Dari perspektif teknologi dan tata kota, CEO Enygma Solusi Negeri Erick Karya melihat bagaimana Antwerpen mengelola keseimbangan antara kebutuhan pariwisata dan perlindungan bangunan bersejarah. Sebagai salah satu destinasi utama, katedral tersebut harus mampu menerima banyak pengunjung tanpa mengurangi keberlangsungan struktur bangunan. Pengelolaan tersebut dilakukan melalui berbagai pendekatan modern seperti pemantauan kondisi bangunan, pengaturan pencahayaan, serta pengelolaan alur pengunjung. Teknologi digunakan sebagai alat pendukung agar aktivitas manusia tidak merusak nilai sejarah yang ada. Bagi Sekolah Negarawan, pendekatan tersebut memberikan gambaran bahwa teknologi tidak selalu bertentangan dengan pelestarian sejarah. Justru, teknologi dapat menjadi instrumen penting untuk menjaga warisan agar tetap dapat dinikmati oleh generasi masa depan.

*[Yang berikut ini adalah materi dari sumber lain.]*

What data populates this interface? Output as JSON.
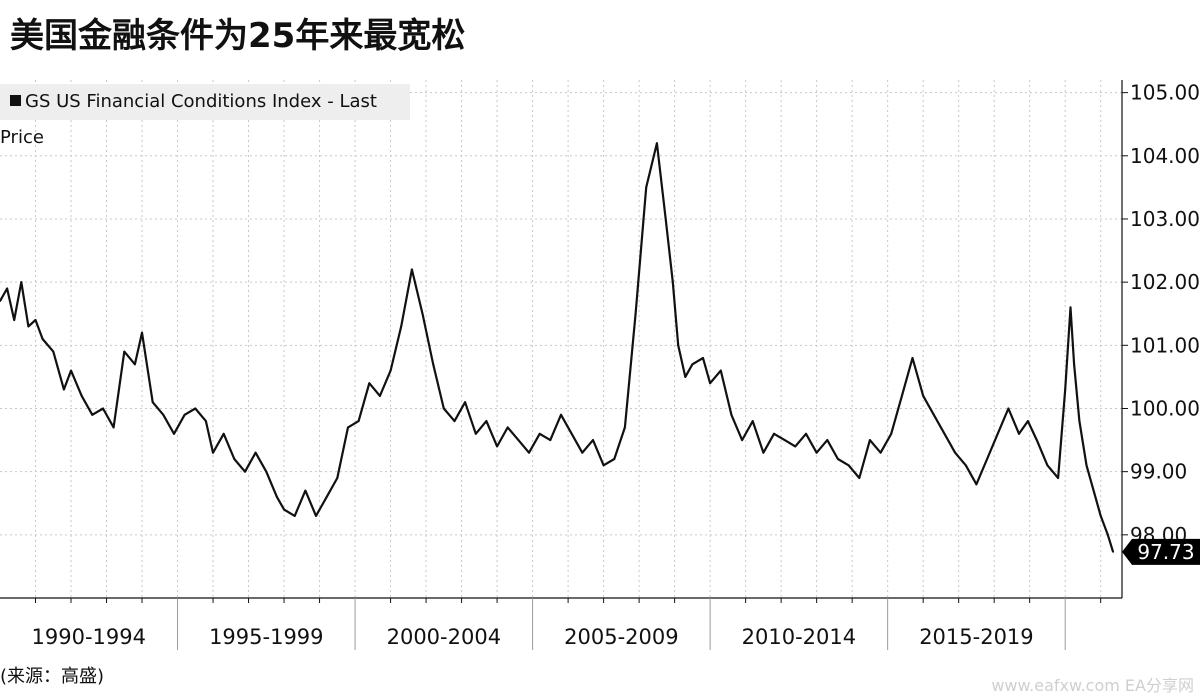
{
  "title": "美国金融条件为25年来最宽松",
  "legend_label": "GS US Financial Conditions Index - Last Price",
  "source": "(来源：高盛)",
  "watermark": "www.eafxw.com  EA分享网",
  "colors": {
    "line": "#111111",
    "grid": "#c8c8c8",
    "legend_bg": "#eeeeee",
    "last_badge": "#000000"
  },
  "chart_data": {
    "type": "line",
    "title": "美国金融条件为25年来最宽松",
    "xlabel": "",
    "ylabel": "",
    "ylim": [
      97.0,
      105.2
    ],
    "grid": "on",
    "y_axis_side": "right",
    "legend_placement": "top-left",
    "y_ticks": [
      "98.00",
      "99.00",
      "100.00",
      "101.00",
      "102.00",
      "103.00",
      "104.00",
      "105.00"
    ],
    "x_periods": [
      "1990-1994",
      "1995-1999",
      "2000-2004",
      "2005-2009",
      "2010-2014",
      "2015-2019"
    ],
    "last_value_label": "97.73",
    "series": [
      {
        "name": "GS US Financial Conditions Index - Last Price",
        "x": [
          1990.0,
          1990.2,
          1990.4,
          1990.6,
          1990.8,
          1991.0,
          1991.2,
          1991.5,
          1991.8,
          1992.0,
          1992.3,
          1992.6,
          1992.9,
          1993.2,
          1993.5,
          1993.8,
          1994.0,
          1994.3,
          1994.6,
          1994.9,
          1995.2,
          1995.5,
          1995.8,
          1996.0,
          1996.3,
          1996.6,
          1996.9,
          1997.2,
          1997.5,
          1997.8,
          1998.0,
          1998.3,
          1998.6,
          1998.9,
          1999.2,
          1999.5,
          1999.8,
          2000.1,
          2000.4,
          2000.7,
          2001.0,
          2001.3,
          2001.6,
          2001.9,
          2002.2,
          2002.5,
          2002.8,
          2003.1,
          2003.4,
          2003.7,
          2004.0,
          2004.3,
          2004.6,
          2004.9,
          2005.2,
          2005.5,
          2005.8,
          2006.1,
          2006.4,
          2006.7,
          2007.0,
          2007.3,
          2007.6,
          2007.9,
          2008.2,
          2008.5,
          2008.75,
          2008.95,
          2009.1,
          2009.3,
          2009.5,
          2009.8,
          2010.0,
          2010.3,
          2010.6,
          2010.9,
          2011.2,
          2011.5,
          2011.8,
          2012.1,
          2012.4,
          2012.7,
          2013.0,
          2013.3,
          2013.6,
          2013.9,
          2014.2,
          2014.5,
          2014.8,
          2015.1,
          2015.4,
          2015.7,
          2016.0,
          2016.3,
          2016.6,
          2016.9,
          2017.2,
          2017.5,
          2017.8,
          2018.1,
          2018.4,
          2018.7,
          2018.95,
          2019.2,
          2019.5,
          2019.8,
          2020.0,
          2020.15,
          2020.25,
          2020.4,
          2020.6,
          2020.8,
          2021.0,
          2021.2,
          2021.35
        ],
        "values": [
          101.7,
          101.9,
          101.4,
          102.0,
          101.3,
          101.4,
          101.1,
          100.9,
          100.3,
          100.6,
          100.2,
          99.9,
          100.0,
          99.7,
          100.9,
          100.7,
          101.2,
          100.1,
          99.9,
          99.6,
          99.9,
          100.0,
          99.8,
          99.3,
          99.6,
          99.2,
          99.0,
          99.3,
          99.0,
          98.6,
          98.4,
          98.3,
          98.7,
          98.3,
          98.6,
          98.9,
          99.7,
          99.8,
          100.4,
          100.2,
          100.6,
          101.3,
          102.2,
          101.5,
          100.7,
          100.0,
          99.8,
          100.1,
          99.6,
          99.8,
          99.4,
          99.7,
          99.5,
          99.3,
          99.6,
          99.5,
          99.9,
          99.6,
          99.3,
          99.5,
          99.1,
          99.2,
          99.7,
          101.5,
          103.5,
          104.2,
          103.0,
          102.0,
          101.0,
          100.5,
          100.7,
          100.8,
          100.4,
          100.6,
          99.9,
          99.5,
          99.8,
          99.3,
          99.6,
          99.5,
          99.4,
          99.6,
          99.3,
          99.5,
          99.2,
          99.1,
          98.9,
          99.5,
          99.3,
          99.6,
          100.2,
          100.8,
          100.2,
          99.9,
          99.6,
          99.3,
          99.1,
          98.8,
          99.2,
          99.6,
          100.0,
          99.6,
          99.8,
          99.5,
          99.1,
          98.9,
          100.3,
          101.6,
          100.7,
          99.8,
          99.1,
          98.7,
          98.3,
          98.0,
          97.73
        ]
      }
    ]
  }
}
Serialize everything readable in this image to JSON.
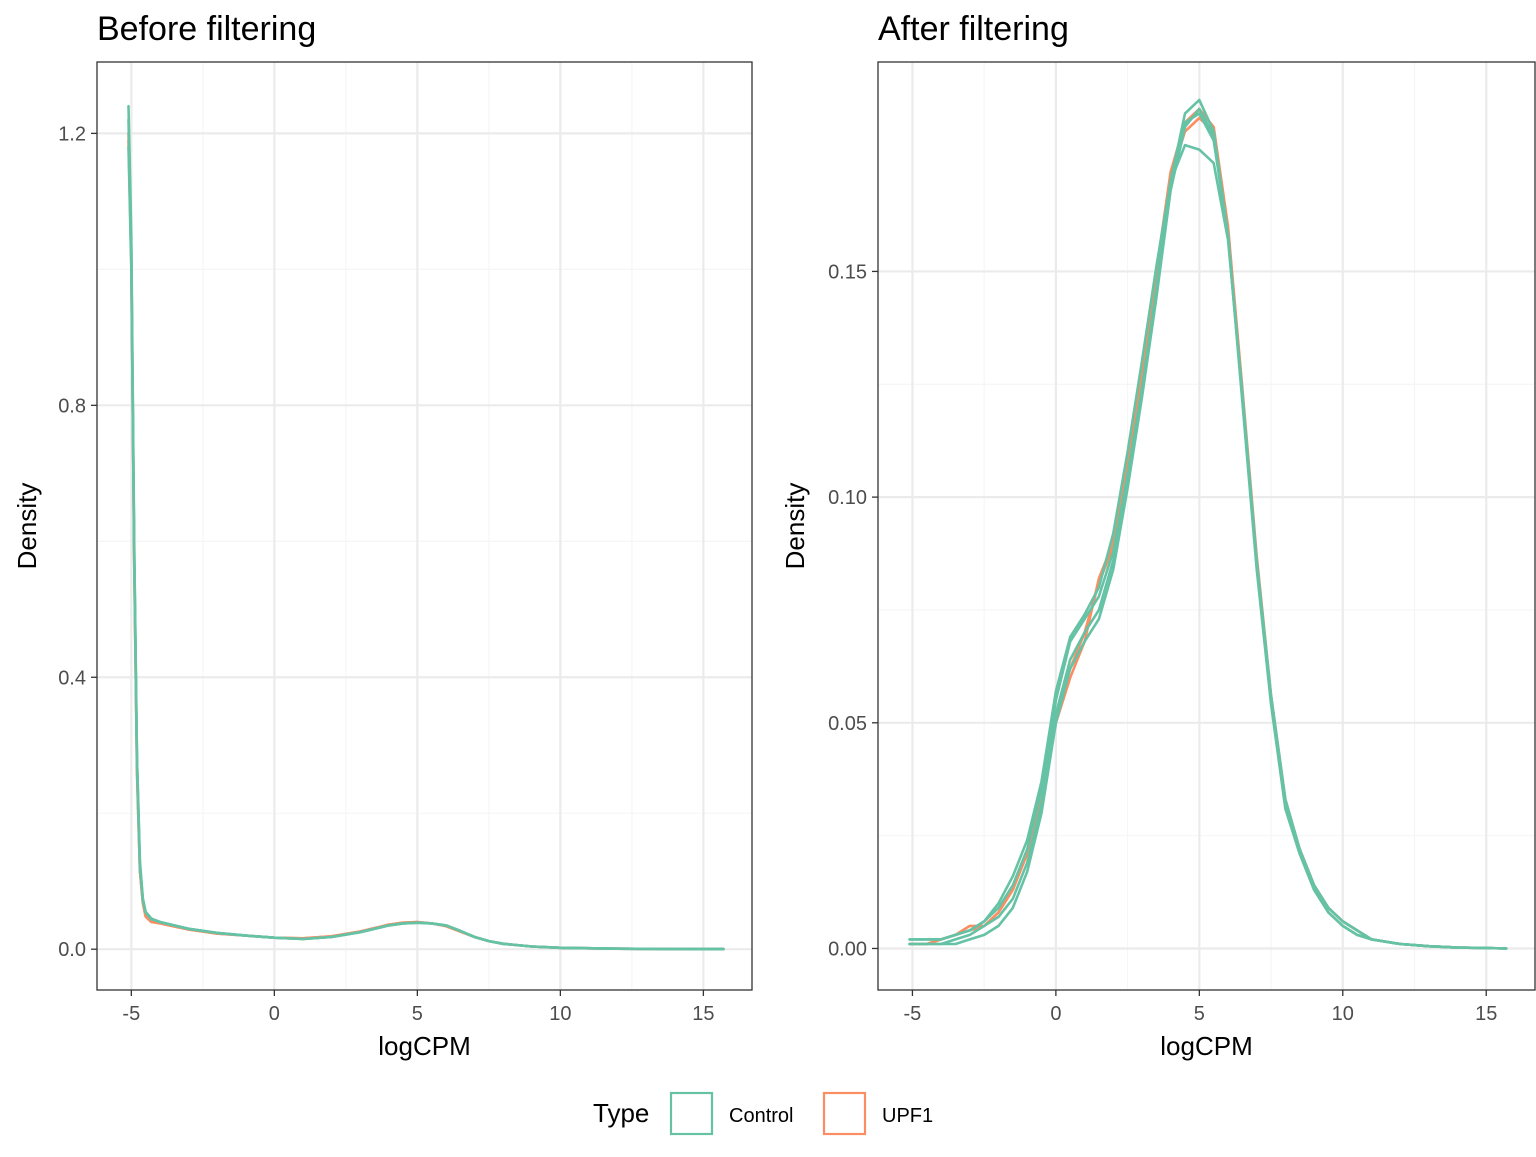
{
  "colors": {
    "Control": "#66c2a5",
    "UPF1": "#fc8d62",
    "grid_major": "#ebebeb",
    "grid_minor": "#f5f5f5",
    "panel_border": "#333333"
  },
  "legend": {
    "title": "Type",
    "position": "bottom",
    "items": [
      "Control",
      "UPF1"
    ]
  },
  "chart_data": [
    {
      "type": "line",
      "title": "Before filtering",
      "xlabel": "logCPM",
      "ylabel": "Density",
      "xlim": [
        -6.2,
        16.7
      ],
      "ylim": [
        -0.06,
        1.305
      ],
      "xticks": [
        -5,
        0,
        5,
        10,
        15
      ],
      "xtick_labels": [
        "-5",
        "0",
        "5",
        "10",
        "15"
      ],
      "yticks": [
        0.0,
        0.4,
        0.8,
        1.2
      ],
      "ytick_labels": [
        "0.0",
        "0.4",
        "0.8",
        "1.2"
      ],
      "grid": true,
      "series": [
        {
          "group": "Control",
          "x": [
            -5.1,
            -5.0,
            -4.9,
            -4.8,
            -4.7,
            -4.6,
            -4.5,
            -4.3,
            -4.0,
            -3.0,
            -2.0,
            -1.0,
            0.0,
            1.0,
            2.0,
            3.0,
            4.0,
            4.5,
            5.0,
            5.5,
            6.0,
            6.5,
            7.0,
            7.5,
            8.0,
            9.0,
            10.0,
            12.0,
            14.0,
            15.7
          ],
          "y": [
            1.24,
            1.05,
            0.6,
            0.28,
            0.13,
            0.075,
            0.055,
            0.045,
            0.04,
            0.03,
            0.024,
            0.02,
            0.017,
            0.015,
            0.018,
            0.025,
            0.035,
            0.038,
            0.039,
            0.038,
            0.035,
            0.027,
            0.018,
            0.012,
            0.008,
            0.004,
            0.002,
            0.0008,
            0.0003,
            0.0001
          ]
        },
        {
          "group": "Control",
          "x": [
            -5.1,
            -5.0,
            -4.9,
            -4.8,
            -4.7,
            -4.6,
            -4.5,
            -4.3,
            -4.0,
            -3.0,
            -2.0,
            -1.0,
            0.0,
            1.0,
            2.0,
            3.0,
            4.0,
            4.5,
            5.0,
            5.5,
            6.0,
            6.5,
            7.0,
            7.5,
            8.0,
            9.0,
            10.0,
            12.0,
            14.0,
            15.7
          ],
          "y": [
            1.18,
            1.0,
            0.58,
            0.27,
            0.12,
            0.072,
            0.054,
            0.044,
            0.04,
            0.03,
            0.024,
            0.02,
            0.017,
            0.015,
            0.018,
            0.025,
            0.035,
            0.038,
            0.039,
            0.038,
            0.035,
            0.027,
            0.018,
            0.012,
            0.008,
            0.004,
            0.002,
            0.0008,
            0.0003,
            0.0001
          ]
        },
        {
          "group": "Control",
          "x": [
            -5.1,
            -5.0,
            -4.9,
            -4.8,
            -4.7,
            -4.6,
            -4.5,
            -4.3,
            -4.0,
            -3.0,
            -2.0,
            -1.0,
            0.0,
            1.0,
            2.0,
            3.0,
            4.0,
            4.5,
            5.0,
            5.5,
            6.0,
            6.5,
            7.0,
            7.5,
            8.0,
            9.0,
            10.0,
            12.0,
            14.0,
            15.7
          ],
          "y": [
            1.22,
            1.03,
            0.59,
            0.28,
            0.125,
            0.074,
            0.055,
            0.045,
            0.04,
            0.03,
            0.024,
            0.02,
            0.017,
            0.015,
            0.018,
            0.025,
            0.035,
            0.038,
            0.039,
            0.038,
            0.035,
            0.027,
            0.018,
            0.012,
            0.008,
            0.004,
            0.002,
            0.0008,
            0.0003,
            0.0001
          ]
        },
        {
          "group": "UPF1",
          "x": [
            -5.1,
            -5.0,
            -4.9,
            -4.8,
            -4.7,
            -4.6,
            -4.5,
            -4.3,
            -4.0,
            -3.0,
            -2.0,
            -1.0,
            0.0,
            1.0,
            2.0,
            3.0,
            4.0,
            4.5,
            5.0,
            5.5,
            6.0,
            6.5,
            7.0,
            7.5,
            8.0,
            9.0,
            10.0,
            12.0,
            14.0,
            15.7
          ],
          "y": [
            1.2,
            1.02,
            0.57,
            0.26,
            0.115,
            0.068,
            0.048,
            0.04,
            0.038,
            0.029,
            0.023,
            0.02,
            0.017,
            0.016,
            0.019,
            0.026,
            0.036,
            0.039,
            0.04,
            0.038,
            0.034,
            0.026,
            0.018,
            0.012,
            0.008,
            0.004,
            0.002,
            0.0008,
            0.0003,
            0.0001
          ]
        },
        {
          "group": "UPF1",
          "x": [
            -5.1,
            -5.0,
            -4.9,
            -4.8,
            -4.7,
            -4.6,
            -4.5,
            -4.3,
            -4.0,
            -3.0,
            -2.0,
            -1.0,
            0.0,
            1.0,
            2.0,
            3.0,
            4.0,
            4.5,
            5.0,
            5.5,
            6.0,
            6.5,
            7.0,
            7.5,
            8.0,
            9.0,
            10.0,
            12.0,
            14.0,
            15.7
          ],
          "y": [
            1.19,
            1.01,
            0.57,
            0.26,
            0.116,
            0.069,
            0.049,
            0.041,
            0.038,
            0.029,
            0.023,
            0.02,
            0.017,
            0.016,
            0.019,
            0.026,
            0.036,
            0.039,
            0.04,
            0.038,
            0.034,
            0.026,
            0.018,
            0.012,
            0.008,
            0.004,
            0.002,
            0.0008,
            0.0003,
            0.0001
          ]
        }
      ]
    },
    {
      "type": "line",
      "title": "After filtering",
      "xlabel": "logCPM",
      "ylabel": "Density",
      "xlim": [
        -6.2,
        16.7
      ],
      "ylim": [
        -0.0092,
        0.1964
      ],
      "xticks": [
        -5,
        0,
        5,
        10,
        15
      ],
      "xtick_labels": [
        "-5",
        "0",
        "5",
        "10",
        "15"
      ],
      "yticks": [
        0.0,
        0.05,
        0.1,
        0.15
      ],
      "ytick_labels": [
        "0.00",
        "0.05",
        "0.10",
        "0.15"
      ],
      "grid": true,
      "series": [
        {
          "group": "Control",
          "x": [
            -5.1,
            -4.5,
            -4.0,
            -3.5,
            -3.0,
            -2.5,
            -2.0,
            -1.5,
            -1.0,
            -0.5,
            0.0,
            0.5,
            1.0,
            1.5,
            2.0,
            2.5,
            3.0,
            3.5,
            4.0,
            4.5,
            5.0,
            5.5,
            6.0,
            6.5,
            7.0,
            7.5,
            8.0,
            8.5,
            9.0,
            9.5,
            10.0,
            10.5,
            11.0,
            12.0,
            13.0,
            14.0,
            15.0,
            15.7
          ],
          "y": [
            0.002,
            0.002,
            0.002,
            0.003,
            0.004,
            0.006,
            0.009,
            0.014,
            0.022,
            0.035,
            0.055,
            0.068,
            0.073,
            0.078,
            0.088,
            0.105,
            0.124,
            0.145,
            0.168,
            0.182,
            0.186,
            0.18,
            0.158,
            0.122,
            0.085,
            0.055,
            0.032,
            0.022,
            0.014,
            0.009,
            0.006,
            0.004,
            0.002,
            0.001,
            0.0005,
            0.0002,
            0.0001,
            0.0
          ],
          "var": [
            0.002,
            0.002,
            0.002,
            0.003,
            0.004,
            0.006,
            0.009,
            0.014,
            0.022,
            0.035,
            0.055,
            0.068,
            0.073,
            0.078,
            0.088,
            0.105,
            0.124,
            0.145,
            0.168,
            0.182,
            0.186,
            0.18,
            0.158,
            0.122,
            0.085,
            0.055,
            0.032,
            0.022,
            0.014,
            0.009,
            0.006,
            0.004,
            0.002,
            0.001,
            0.0005,
            0.0002,
            0.0001,
            0.0
          ]
        },
        {
          "group": "Control",
          "x": [
            -5.1,
            -4.5,
            -4.0,
            -3.5,
            -3.0,
            -2.5,
            -2.0,
            -1.5,
            -1.0,
            -0.5,
            0.0,
            0.5,
            1.0,
            1.5,
            2.0,
            2.5,
            3.0,
            3.5,
            4.0,
            4.5,
            5.0,
            5.5,
            6.0,
            6.5,
            7.0,
            7.5,
            8.0,
            8.5,
            9.0,
            9.5,
            10.0,
            10.5,
            11.0,
            12.0,
            13.0,
            14.0,
            15.0,
            15.7
          ],
          "y": [
            0.001,
            0.001,
            0.001,
            0.002,
            0.003,
            0.005,
            0.007,
            0.011,
            0.019,
            0.032,
            0.052,
            0.064,
            0.07,
            0.075,
            0.086,
            0.104,
            0.124,
            0.146,
            0.17,
            0.185,
            0.188,
            0.181,
            0.158,
            0.121,
            0.084,
            0.054,
            0.031,
            0.021,
            0.013,
            0.008,
            0.005,
            0.003,
            0.002,
            0.001,
            0.0005,
            0.0002,
            0.0001,
            0.0
          ]
        },
        {
          "group": "Control",
          "x": [
            -5.1,
            -4.5,
            -4.0,
            -3.5,
            -3.0,
            -2.5,
            -2.0,
            -1.5,
            -1.0,
            -0.5,
            0.0,
            0.5,
            1.0,
            1.5,
            2.0,
            2.5,
            3.0,
            3.5,
            4.0,
            4.5,
            5.0,
            5.5,
            6.0,
            6.5,
            7.0,
            7.5,
            8.0,
            8.5,
            9.0,
            9.5,
            10.0,
            10.5,
            11.0,
            12.0,
            13.0,
            14.0,
            15.0,
            15.7
          ],
          "y": [
            0.002,
            0.002,
            0.002,
            0.003,
            0.004,
            0.006,
            0.01,
            0.016,
            0.024,
            0.037,
            0.057,
            0.069,
            0.074,
            0.08,
            0.092,
            0.11,
            0.13,
            0.151,
            0.17,
            0.178,
            0.177,
            0.174,
            0.157,
            0.123,
            0.086,
            0.056,
            0.033,
            0.022,
            0.014,
            0.009,
            0.006,
            0.004,
            0.002,
            0.001,
            0.0005,
            0.0002,
            0.0001,
            0.0
          ]
        },
        {
          "group": "Control",
          "x": [
            -5.1,
            -4.5,
            -4.0,
            -3.5,
            -3.0,
            -2.5,
            -2.0,
            -1.5,
            -1.0,
            -0.5,
            0.0,
            0.5,
            1.0,
            1.5,
            2.0,
            2.5,
            3.0,
            3.5,
            4.0,
            4.5,
            5.0,
            5.5,
            6.0,
            6.5,
            7.0,
            7.5,
            8.0,
            8.5,
            9.0,
            9.5,
            10.0,
            10.5,
            11.0,
            12.0,
            13.0,
            14.0,
            15.0,
            15.7
          ],
          "y": [
            0.001,
            0.001,
            0.001,
            0.001,
            0.002,
            0.003,
            0.005,
            0.009,
            0.017,
            0.03,
            0.05,
            0.062,
            0.068,
            0.073,
            0.084,
            0.102,
            0.122,
            0.144,
            0.168,
            0.183,
            0.185,
            0.179,
            0.158,
            0.122,
            0.085,
            0.055,
            0.031,
            0.021,
            0.013,
            0.008,
            0.005,
            0.003,
            0.002,
            0.001,
            0.0005,
            0.0002,
            0.0001,
            0.0
          ]
        },
        {
          "group": "UPF1",
          "x": [
            -5.1,
            -4.5,
            -4.0,
            -3.5,
            -3.0,
            -2.5,
            -2.0,
            -1.5,
            -1.0,
            -0.5,
            0.0,
            0.5,
            1.0,
            1.5,
            2.0,
            2.5,
            3.0,
            3.5,
            4.0,
            4.5,
            5.0,
            5.5,
            6.0,
            6.5,
            7.0,
            7.5,
            8.0,
            8.5,
            9.0,
            9.5,
            10.0,
            10.5,
            11.0,
            12.0,
            13.0,
            14.0,
            15.0,
            15.7
          ],
          "y": [
            0.001,
            0.001,
            0.002,
            0.003,
            0.005,
            0.005,
            0.008,
            0.013,
            0.021,
            0.033,
            0.05,
            0.06,
            0.068,
            0.082,
            0.09,
            0.108,
            0.128,
            0.15,
            0.172,
            0.183,
            0.186,
            0.182,
            0.16,
            0.124,
            0.087,
            0.056,
            0.033,
            0.022,
            0.014,
            0.009,
            0.006,
            0.004,
            0.002,
            0.001,
            0.0005,
            0.0002,
            0.0001,
            0.0
          ]
        },
        {
          "group": "UPF1",
          "x": [
            -5.1,
            -4.5,
            -4.0,
            -3.5,
            -3.0,
            -2.5,
            -2.0,
            -1.5,
            -1.0,
            -0.5,
            0.0,
            0.5,
            1.0,
            1.5,
            2.0,
            2.5,
            3.0,
            3.5,
            4.0,
            4.5,
            5.0,
            5.5,
            6.0,
            6.5,
            7.0,
            7.5,
            8.0,
            8.5,
            9.0,
            9.5,
            10.0,
            10.5,
            11.0,
            12.0,
            13.0,
            14.0,
            15.0,
            15.7
          ],
          "y": [
            0.001,
            0.001,
            0.002,
            0.003,
            0.004,
            0.005,
            0.008,
            0.013,
            0.021,
            0.034,
            0.052,
            0.062,
            0.07,
            0.081,
            0.089,
            0.107,
            0.127,
            0.149,
            0.171,
            0.181,
            0.184,
            0.181,
            0.159,
            0.123,
            0.086,
            0.055,
            0.032,
            0.022,
            0.014,
            0.009,
            0.006,
            0.004,
            0.002,
            0.001,
            0.0005,
            0.0002,
            0.0001,
            0.0
          ]
        }
      ]
    }
  ]
}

Tata Kota yang Menghormati Identitas

Imam Syafiih Kamil memberikan perhatian terhadap bagaimana pemerintah dan masyarakat Antwerpen mengelola hubungan antara pembangunan modern dan kawasan bersejarah. Keberadaan katedral menjadi salah satu elemen utama yang diperhatikan dalam pengaturan tata ruang kota. Perkembangan transportasi, kawasan perdagangan, dan aktivitas ekonomi tetap berjalan, tetapi tetap memperhatikan keberadaan bangunan bersejarah sebagai bagian dari identitas kota. Hal tersebut menunjukkan bahwa pembangunan dapat dilakukan tanpa harus menghilangkan karakter sebuah tempat. Bagi Indonesia, pengalaman Antwerpen memberikan pelajaran penting dalam mengelola kota-kota yang memiliki nilai sejarah. Pembangunan baru perlu berjalan bersama dengan upaya menjaga warisan yang telah menjadi bagian dari perjalanan bangsa.

Pada akhirnya, perjalanan Sekolah Negarawan di Antwerpen memberikan pemahaman bahwa sebuah peradaban dibangun melalui kemampuan menghubungkan masa lalu, masa kini, dan masa depan. Katedral Our Lady bukan hanya bangunan tua, tetapi simbol bagaimana sebuah masyarakat menjaga nilai, merawat identitas, dan menggunakan teknologi untuk memperpanjang usia warisan. Dari Antwerpen, Sekolah Negarawan membawa pesan bahwa pembangunan modern tidak harus menghapus sejarah. Sebuah bangsa yang maju adalah bangsa yang mampu menciptakan masa depan tanpa kehilangan akar peradabannya.